The adults enjoy a chat and a cuppa, not to mention sharing great tips on teething remedies and coping with the "terrible twos" and "troublesome threes"!
Everyone is assured of a warm and friendly welcome at Trinity Tots!
A short history of Presbyterianism in Letterkenny
by J. P. Speer
According to reliable records, it is over 350 years since the first Presbyterians came to Letterkenny. The first minister we know much about was a Rev. William Semple who officiated from 1648 to 1674. During this period he suffered many trials and persecutions, both from the Puritan Independents who were in power at that time, and later from the Episcopacy. At one period he was excommunicated and imprisoned in Lifford for five or six years. The next minister was William Liston (1677-1695) and he too had to endure many trials and also spent a few months in Lifford jail. The promied stipend at this time was £30 per year and very often this was not paid in full. By this time the congregation had a regular 'Meeting House' which was probably a large thatched building with an earthen floor and very few, if any, fixed furnishings. The members provided their own benches or stools, or stood in places allotted to their district. There is no record of pews until around 1699 and these were installed privately, the people renting the space from the Session.
After the death of Mr. Liston in 1695, the Letterkenny congregation was without a minister for several years and was looked after by Rev. Seth Drummond of Ramelton. It is interesting to note that at this period there are names mentioned in the congregation which, are still common in the district, such as Stevenson, Colhoun, Black, Ramsay, Russell, Wilson, Gailey, Blackwood, Glenn and White.

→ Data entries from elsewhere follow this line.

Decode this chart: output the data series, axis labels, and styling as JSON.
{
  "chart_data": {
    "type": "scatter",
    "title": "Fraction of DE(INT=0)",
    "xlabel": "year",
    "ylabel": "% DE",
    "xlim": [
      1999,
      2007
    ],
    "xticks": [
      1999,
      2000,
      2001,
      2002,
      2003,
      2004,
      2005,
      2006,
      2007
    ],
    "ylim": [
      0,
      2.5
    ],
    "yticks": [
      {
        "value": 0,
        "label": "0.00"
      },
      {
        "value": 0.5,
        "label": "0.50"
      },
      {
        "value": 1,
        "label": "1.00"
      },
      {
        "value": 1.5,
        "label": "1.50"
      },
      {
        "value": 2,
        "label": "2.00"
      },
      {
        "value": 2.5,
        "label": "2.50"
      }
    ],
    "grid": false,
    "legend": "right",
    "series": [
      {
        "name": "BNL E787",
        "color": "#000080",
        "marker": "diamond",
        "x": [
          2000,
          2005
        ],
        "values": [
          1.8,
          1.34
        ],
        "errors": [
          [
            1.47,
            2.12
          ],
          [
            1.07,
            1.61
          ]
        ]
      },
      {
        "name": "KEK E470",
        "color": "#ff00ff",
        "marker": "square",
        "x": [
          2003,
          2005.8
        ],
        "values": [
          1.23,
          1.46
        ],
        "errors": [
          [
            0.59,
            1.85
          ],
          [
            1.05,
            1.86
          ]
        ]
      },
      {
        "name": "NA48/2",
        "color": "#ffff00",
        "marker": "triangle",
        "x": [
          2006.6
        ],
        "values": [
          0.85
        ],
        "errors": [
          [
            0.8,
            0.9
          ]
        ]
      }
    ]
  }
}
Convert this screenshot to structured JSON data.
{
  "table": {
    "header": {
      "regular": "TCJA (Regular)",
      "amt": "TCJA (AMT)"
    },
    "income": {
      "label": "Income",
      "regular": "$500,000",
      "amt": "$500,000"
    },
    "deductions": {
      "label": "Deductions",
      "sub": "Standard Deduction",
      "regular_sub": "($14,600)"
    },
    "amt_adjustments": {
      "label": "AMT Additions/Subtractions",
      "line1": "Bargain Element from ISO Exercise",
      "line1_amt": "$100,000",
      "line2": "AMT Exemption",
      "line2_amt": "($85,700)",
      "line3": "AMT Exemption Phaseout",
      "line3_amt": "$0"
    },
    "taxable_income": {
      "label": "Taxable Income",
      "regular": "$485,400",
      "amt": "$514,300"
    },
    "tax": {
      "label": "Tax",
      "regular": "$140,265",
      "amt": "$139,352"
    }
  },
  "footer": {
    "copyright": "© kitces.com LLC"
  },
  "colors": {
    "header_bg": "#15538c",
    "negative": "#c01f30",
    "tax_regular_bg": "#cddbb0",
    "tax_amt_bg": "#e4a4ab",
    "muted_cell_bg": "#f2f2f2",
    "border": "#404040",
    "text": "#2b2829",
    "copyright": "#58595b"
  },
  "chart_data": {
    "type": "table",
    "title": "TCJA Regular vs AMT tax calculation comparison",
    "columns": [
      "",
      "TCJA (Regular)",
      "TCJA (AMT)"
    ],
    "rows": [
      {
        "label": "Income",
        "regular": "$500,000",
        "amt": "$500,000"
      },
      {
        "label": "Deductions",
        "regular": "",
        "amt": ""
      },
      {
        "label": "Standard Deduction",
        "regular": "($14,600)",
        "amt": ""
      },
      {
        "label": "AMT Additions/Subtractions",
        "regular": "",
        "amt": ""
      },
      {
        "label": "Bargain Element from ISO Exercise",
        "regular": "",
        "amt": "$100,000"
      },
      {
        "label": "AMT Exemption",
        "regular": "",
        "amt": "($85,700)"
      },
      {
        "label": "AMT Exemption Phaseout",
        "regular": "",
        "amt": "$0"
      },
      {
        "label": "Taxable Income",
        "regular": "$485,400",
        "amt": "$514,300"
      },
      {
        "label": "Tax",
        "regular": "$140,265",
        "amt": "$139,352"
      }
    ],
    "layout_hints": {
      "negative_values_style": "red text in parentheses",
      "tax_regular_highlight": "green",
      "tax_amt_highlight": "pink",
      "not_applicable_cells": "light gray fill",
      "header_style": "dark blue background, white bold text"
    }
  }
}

A new development took place in 1820 when the Seceders established a congregation on the Port Road at Barkhall (now Barkhall School) and eventually this became known as Second Letterkenny and the original Church as First Letterkerny. Rev. Dr. Spratt was the minister of Second from 1821 until his death in 1858.
During 1840, there was a split in First Letterkenny arising mainly from the fact that a section wished to call a local man as minister. A Meeting House was built in 1841 beside the Parish Church and was known as Third Letterkenny. Rev. Oliver Leitch (born at Crieve) was ordained in the newly formed congregation on 25th March, 1841 and ministered there until a month before his death in 1893. In 1894 Rev. Ross Millar was installed as minister and remained there until he retired in 1925, when the union with First Letterkenny took place.
Following the death of Dr. Spratt the Second congregation was dissolved and Third became known as 'Second', and then in 1916 the name 'Trinity' was officially adopted,
In 1909 during Rev. Logan's ministry, First was completely rebuilt and then in August, 1921 it was entirely burned out through incendiarism. Immediately after the fire, Trinity Church (now Trinity Hall) offered the homeless congregation full use of their Church. This event brought the two congregations much closer together and greatly helped to pave the way for complete union which took place in 1925, under the ministry of Rev. A. M. Dodds. Advantage of the situation was also taken to complete the union of Gortlee Reformed Presbyterian Congregation with our own.
Now as we face the future, it is our privilege not only to retain what we have inherited from those who served the congregation in the past, but to press forward wholeheartedly for some further advance in the work of the Church in our generation.